How does floating point error propagate when doing

2019-02-17 19:30发布

问题:

Let's say that we have declared the following variables

float a = 1.2291;

float b = 3.99;

float variables have precision 6, which (if I understand correctly) means that the difference between the number that the computer actually stores and the actual number that you want will be less than 10^-6

that means that both a and b have some error that is less than 10^-6

so inside the computer a could actually be 1.229100000012123 and b could be 3.9900000191919

now let's say that you have the following code

float c = 0;
for(int i = 0; i < 1000; i++)
      c += a + b;

my question is,

will c's final result have a precision error that is less than 10^-6 as well or not?

and if the answer is negative, how can we actually know this precision error and what exactly happens if you apply any kind of operations, as many times you wish and in any order?

回答1:

float variables have precision 6, which (if I understand correctly) means that the difference between the number that the computer actually stores and the actual number that you want will be less than 10^-6

that means that both a and b have some error that is less than 10^-6

The 10-6 figure is a rough measure of the relative accuracy when representing arbitrary constants as floats. Not all numbers will be represented with an absolute error of 10-6. The number 8765432.1, for instance, can be expected to be represented approximately to the unit. If you are at least a little bit lucky, you will get 8765432 when representing it as a float. On the other hand, 1E-15f can be expected to be represented with an absolute error of at most about 10-21.

so inside the computer a could actually be 1.229100000012123 and b could be 3.9900000191919

No, sorry, the way it works is not that you write the entire number and add six zeroes for the possible error. The error can be estimated by counting six zeroes from the leading digit, not from the last digit. Here, you could expect 1.22910012123 or 3.990000191919.

(Actually you would get exactly 1.2290999889373779296875 and 3.9900000095367431640625. Don't forget that representation error can be negative as well as positive, as it is for the first number.)

now let's say that you have the following code […]

my question is,

will c's final result have a precision error that is less than 10^-6 as well or not?

No. The total absolute error will be the sum of all the representation errors for a and b for each of the thousand times you used them, plus the errors of the 2000 additions you did. That's 4000 different sources of error! Many of them will be identical, some of them will happen to compensate each other, but the end result will probably not be to 10-6 relative accuracy, more like 10-5 relative accuracy (suggestion done without counting).



回答2:

This is a very good question and one that's been addressed for decades by many authorities and is a computer science discipline (for example) in itself. From What Every Computer Scientist Should Know About Floating-Point Arithmetic:

Floating-point arithmetic is considered an esoteric subject by many people. This is rather surprising because floating-point is ubiquitous in computer systems.
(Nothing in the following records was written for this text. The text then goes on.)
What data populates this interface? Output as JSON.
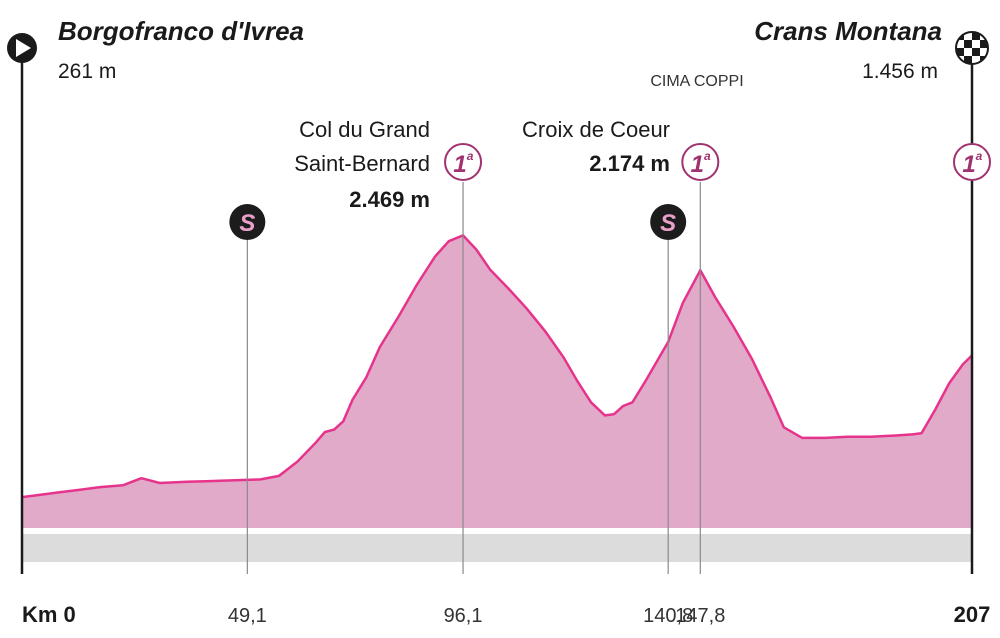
{
  "chart_data": {
    "type": "area",
    "start": {
      "name": "Borgofranco d'Ivrea",
      "altitude": "261 m",
      "km_label": "Km 0"
    },
    "finish": {
      "name": "Crans Montana",
      "altitude": "1.456 m",
      "km_label": "207"
    },
    "climbs": [
      {
        "name_lines": [
          "Col du Grand",
          "Saint-Bernard"
        ],
        "altitude": "2.469 m",
        "category": "1",
        "category_suffix": "a",
        "km": 96.1,
        "km_label": "96,1",
        "cima_coppi": ""
      },
      {
        "name_lines": [
          "Croix de Coeur"
        ],
        "altitude": "2.174 m",
        "category": "1",
        "category_suffix": "a",
        "km": 147.8,
        "km_label": "147,8",
        "cima_coppi": "CIMA COPPI"
      },
      {
        "name_lines": [],
        "altitude": "",
        "category": "1",
        "category_suffix": "a",
        "km": 207,
        "km_label": "",
        "cima_coppi": ""
      }
    ],
    "sprints": [
      {
        "label": "S",
        "km": 49.1,
        "km_label": "49,1"
      },
      {
        "label": "S",
        "km": 140.8,
        "km_label": "140,8"
      }
    ],
    "x": [
      0,
      3,
      8,
      12,
      17,
      22,
      26,
      30,
      36,
      40,
      44,
      48,
      52,
      56,
      60,
      64,
      66,
      68,
      70,
      72,
      75,
      78,
      82,
      86,
      90,
      93,
      96.1,
      99,
      102,
      106,
      110,
      114,
      118,
      121,
      124,
      127,
      129,
      131,
      133,
      136,
      140.8,
      144,
      147.8,
      151,
      155,
      159,
      163,
      166,
      170,
      175,
      180,
      185,
      190,
      194,
      196,
      199,
      202,
      205,
      207
    ],
    "y": [
      261,
      275,
      300,
      320,
      345,
      360,
      420,
      380,
      390,
      395,
      400,
      405,
      410,
      440,
      560,
      720,
      810,
      830,
      900,
      1080,
      1270,
      1530,
      1780,
      2050,
      2290,
      2420,
      2469,
      2350,
      2180,
      2020,
      1850,
      1660,
      1440,
      1240,
      1060,
      950,
      960,
      1030,
      1060,
      1250,
      1570,
      1900,
      2174,
      1950,
      1700,
      1430,
      1110,
      850,
      760,
      760,
      770,
      770,
      780,
      790,
      800,
      1000,
      1220,
      1380,
      1456
    ],
    "xlim": [
      0,
      207
    ],
    "ylim": [
      0,
      2700
    ],
    "fill_color": "#e1aac8",
    "line_color": "#e6348c",
    "marker_dark": "#1c1c1c",
    "marker_text_color": "#e9a0c8",
    "ground_color": "#dcdcdc"
  }
}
Almost every language has a floating-point datatype; computers from PCs to supercomputers have floating-point accelerators; most compilers will be called upon to compile floating-point algorithms from time to time; and virtually every operating system must respond to floating-point exceptions such as overflow. This paper presents a tutorial on those aspects of floating-point that have a direct impact on designers of computer systems. It begins with background on floating-point representation and rounding error, continues with a discussion of the IEEE floating-point standard, and concludes with numerous examples of how computer builders can better support floating-point.

(Emphasis mine)



回答3:

The short answer is that you cannot easily determine the precision of a long chain of floating point operations.

The precision of an operation like "c += a + b" depends not only on the raw precision of the floating point implementation (which these days almost always is IEEE), but also on the actual values of a,b and c.

Further to that the compiler may chose to optimize the code in different ways which can result in unexpected issues, like transforming it to "c+=a; c+=b;" or simply do the loop as "tmp = a*1000; tmp += b*1000; c += tmp;" or some other variant which the compiler would determine resulting in faster execution time but the same result.

Bottom line is that analysis of precision is not possible by inspecting source code alone.

For that reason many simply just uses a higher precision implementation like double or long-double and then checks that precision issues are gone for all practical purposes.

If that does not suffice, then a fallback is always to implement all logic in integers and avoid floats.